Clipping – Jornal Correio da Cidade – O direito na internet e os crimes cibernéticos

A internet é uma ferramenta amplamente utilizada em todo o mundo, por ser um meio multifuncional que oferece agilidade, praticidade e comodidade à vida cotidiana. Em 2017, o Brasil era o quarto país com o maior número de usuários, chegando a 120 milhões de pessoas conectadas, segundo relatório sobre economia digital, publicado pela Conferência das Nações Unidas sobre Comér­cio e Desenvolvimento. Porém, apesar da internet ser um meio repleto de ótimas possibilidades, infelizmente ainda é um território bastante inseguro, onde se propagam más práticas que afetam a vida de muitas pessoas.

Os crimes cometidos na internet são inúmeros. Eles vão desde a violação aos direitos autorais, até calúnia, difamação, injúria, ameaça, furto, pedofilia, estelionato, apologia ao crime, entre outros. De acordo com o Relatório Norton Cyber Security, da empresa Symantec, 62 milhões de brasileiros foram alvos de crimes cibernéticos em 2017. A soma do prejuízo financeiro de todas as vítimas chegou a 22,5 bilhões de  dólares.

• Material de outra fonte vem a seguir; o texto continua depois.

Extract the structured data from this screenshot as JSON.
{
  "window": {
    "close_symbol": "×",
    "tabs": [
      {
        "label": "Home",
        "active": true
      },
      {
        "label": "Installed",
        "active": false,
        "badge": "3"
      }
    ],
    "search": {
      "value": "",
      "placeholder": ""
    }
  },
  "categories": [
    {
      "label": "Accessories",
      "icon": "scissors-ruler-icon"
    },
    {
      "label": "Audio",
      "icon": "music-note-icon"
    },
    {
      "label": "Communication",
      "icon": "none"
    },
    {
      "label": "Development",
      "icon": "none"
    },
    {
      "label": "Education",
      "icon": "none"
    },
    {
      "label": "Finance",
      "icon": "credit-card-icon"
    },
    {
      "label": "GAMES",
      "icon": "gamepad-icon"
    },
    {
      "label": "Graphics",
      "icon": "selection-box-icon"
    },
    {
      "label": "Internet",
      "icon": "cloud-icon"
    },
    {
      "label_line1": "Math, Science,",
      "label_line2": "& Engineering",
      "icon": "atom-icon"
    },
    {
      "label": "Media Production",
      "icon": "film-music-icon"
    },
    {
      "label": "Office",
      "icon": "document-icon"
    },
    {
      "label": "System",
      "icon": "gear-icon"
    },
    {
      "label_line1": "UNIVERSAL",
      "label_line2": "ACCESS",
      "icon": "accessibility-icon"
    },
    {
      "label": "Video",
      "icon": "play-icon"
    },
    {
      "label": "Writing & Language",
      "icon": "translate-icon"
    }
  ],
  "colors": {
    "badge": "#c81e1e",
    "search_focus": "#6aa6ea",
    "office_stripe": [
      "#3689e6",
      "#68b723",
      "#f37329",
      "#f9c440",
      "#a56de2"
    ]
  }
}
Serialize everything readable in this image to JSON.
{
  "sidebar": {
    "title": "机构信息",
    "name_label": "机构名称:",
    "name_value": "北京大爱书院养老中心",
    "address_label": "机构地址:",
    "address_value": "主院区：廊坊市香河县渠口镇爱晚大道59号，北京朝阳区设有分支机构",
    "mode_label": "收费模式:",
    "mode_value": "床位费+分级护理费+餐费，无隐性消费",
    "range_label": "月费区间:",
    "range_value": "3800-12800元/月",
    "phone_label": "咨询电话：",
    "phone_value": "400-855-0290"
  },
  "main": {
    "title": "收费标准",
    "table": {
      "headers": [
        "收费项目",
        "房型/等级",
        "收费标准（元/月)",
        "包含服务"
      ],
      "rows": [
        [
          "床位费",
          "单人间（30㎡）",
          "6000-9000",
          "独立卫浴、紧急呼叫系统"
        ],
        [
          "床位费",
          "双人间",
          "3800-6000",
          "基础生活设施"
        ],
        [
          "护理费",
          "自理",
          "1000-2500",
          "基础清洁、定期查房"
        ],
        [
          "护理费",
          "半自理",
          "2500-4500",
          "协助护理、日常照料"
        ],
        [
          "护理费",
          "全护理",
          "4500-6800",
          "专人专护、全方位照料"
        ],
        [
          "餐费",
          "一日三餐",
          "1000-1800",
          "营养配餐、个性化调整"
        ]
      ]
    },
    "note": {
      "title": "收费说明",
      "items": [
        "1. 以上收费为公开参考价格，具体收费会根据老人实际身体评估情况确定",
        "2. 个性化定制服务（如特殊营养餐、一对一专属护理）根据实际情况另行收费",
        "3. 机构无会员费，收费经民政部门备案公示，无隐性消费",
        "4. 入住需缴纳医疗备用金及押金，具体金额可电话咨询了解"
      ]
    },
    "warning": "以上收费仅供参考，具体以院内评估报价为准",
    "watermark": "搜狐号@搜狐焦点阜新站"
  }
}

A legislação que regulamenta o uso da internet no Brasil é o Marco Civil, implantada em 2014, Lei nº 12.965. Ela estabelece princípios, garantias, direitos e deveres de usuários e provedores de conexão na internet. Os principais pontos tratados no Marco Civil são a privacidade do usuário, a neutralidade da rede e a liberdade de expressão.

A neutralidade garante que todo conteúdo na internet seja tratado igualmente. Isto implica que a internet contratada seja usada para acessar qualquer site, aplicativo ou serviço, sem cobranças especiais com base no conteúdo. Sobre a privacidade, a lei estabelece a garantia do sigilo das informações e comunicações dos usuários e proíbe que os provedores vendam informações pessoais de quem navega na rede. Em relação à liberdade de expressão, ficou decidido que os provedores estão autorizados a retirar conteúdos do ar, mediante ordem judicial, apenas. Além disso, definiu-se que os provedores não serão responsabilizados pelo conteúdo produzido por seus usuários.

Em 2012, também foi aprovada a Lei Carolina Dieckmann, nº 12.737, que prevê no Código Penal, punição a quem: invadir dispositivo informático alheio, com o fim de obter, adulterar ou destruir dados ou informações sem a autorização expressa do titular; instalar vulnerabilidades no dispositivo para obter vantagem ilícita; interromper ou perturbar os serviços telegráficos, telefônicos, informáticos, telemáticos ou de informação de utilidade pública; falsificar cartão de crédito ou débito.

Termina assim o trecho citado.